Musique : The Prodigy – The Fat of the land (1997)

S’il y a encore un album à posséder pour ceux qui aiment le Big Beat, c’est bien celui là, à égalité avec le précédent opus de The Prodigy. Un vrai prodige !

Je ne vais pas refaire l’histoire de ce « groupe », je l’ai déjà fait dans la présentation de l’autre album. A cette époque, je suis étudiant et ce CD va tourner sur ma platine intensément avec son petit cousin. C’est qu’après un peu de boulot, un bon défouloir comme ce disque, ça le faisait !! Dès le « Smack my Bitch up » (je me passerai de traduction…), les basses vous prennent aux tripes, la rythmique vous attrape et les samples de voix vous emmènent ailleurs. Non pas que l’on soit dans du trip-hop, ou alors la version survitaminée…. Le « Breathe » qui suit ne laisse même pas respirer. C’est comme si on se retrouvait au milieu de baffles qui vous cogne jusqu’à vous forcer au réveil. Le verre se brise autour de nous, on entend comme le souffle d’une lame, et des cris qui nous pousse à expirer, encore…Liam Howlett ralentit le rythme avec « Diesel Power » mais les basses se font tonitruantes et envoutantes. Mais que dire de « Funky shit »…. Question funk, ça renvoit les Daft Punk au rang d’aimables animateurs de soirée du troisième age. A noter que les Beastie Boys sont crédités comme auteurs, et vous comprendrez vite pourquoi.

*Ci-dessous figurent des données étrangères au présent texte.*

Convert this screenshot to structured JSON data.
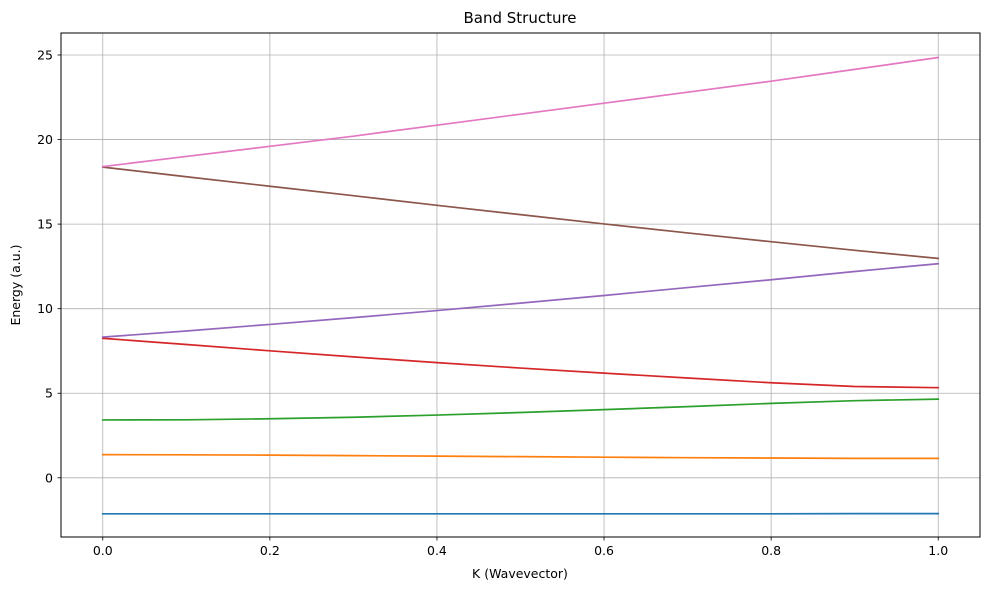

La filiation avec les Beastie est d’ailleurs frappante avec l’intro de « Serial Killa » qui verse à la fois dans le hip hop, le rock et la dance. La voix rageuse du chanteur fait le reste pour un titre à l’énergie débordante. Le très oriental « Mindfields » permet de décompresser un peu plus de ….1 minute sur les 5 que comptent le morceau. Là encore la ligne de basse fait le boulot en cognant sur des variations de samples. Et après ça, « Narayan » nous emmène dans un trip plus mystique, toujours marqué par le hip hop avec une rythmique percutante. Le corps tressaute à chaque BPM. Les chants indiens laissent la place à un solo de percussion et le morceau dure 9 minutes… De quoi sortir rincé d’un dancefloor. Et ça rallume le feu avec « Firestarter », que même Gene Simmons de Kiss ira reprendre sur son deuxième album solo.  C’est violent, envoutant, et chaque coup de percussion vient comme un uppercut en plein visage.

On peut bien tolérer un « Climbatize » plus planant, presque rétro….Mais qui cède à nouveau la place aux percussions avec des lignes qui se superposent, des nappes atmosphériques qui viennent et repartent. Ce disque ne veut pas nous lâcher. J’avais un peu oublié « Fuel My Fire », et je me demande pourquoi tant il respire l’énergie Punk primaire. Plus que du Big Beat, c’est du punk rock à la sauce électronique. Zut c’est fini ??? Non, on s’en remet un petit tour. C’est un disque que l’on ne quitte pas sans séquelles. Et que dire des prestations live ….

Cela fait donc 20 ans que ce disque est sorti et pour moi il n’a pris aucune ride. La Dance s’est assagi mais The Prodigy continue à être un des plus gros vendeurs du genre avec des albums encore assez recommandables. On n’est plus au niveau de ce petit chef d’oeuvre mais Howlett a encore la foi! Je n’en dirai pas forcément autant de la maison de disque qui a sorti une version « Extended » avec des remixes très discutables. Rien ne vaut l’original …. et d’ailleurs j’y retourne encore.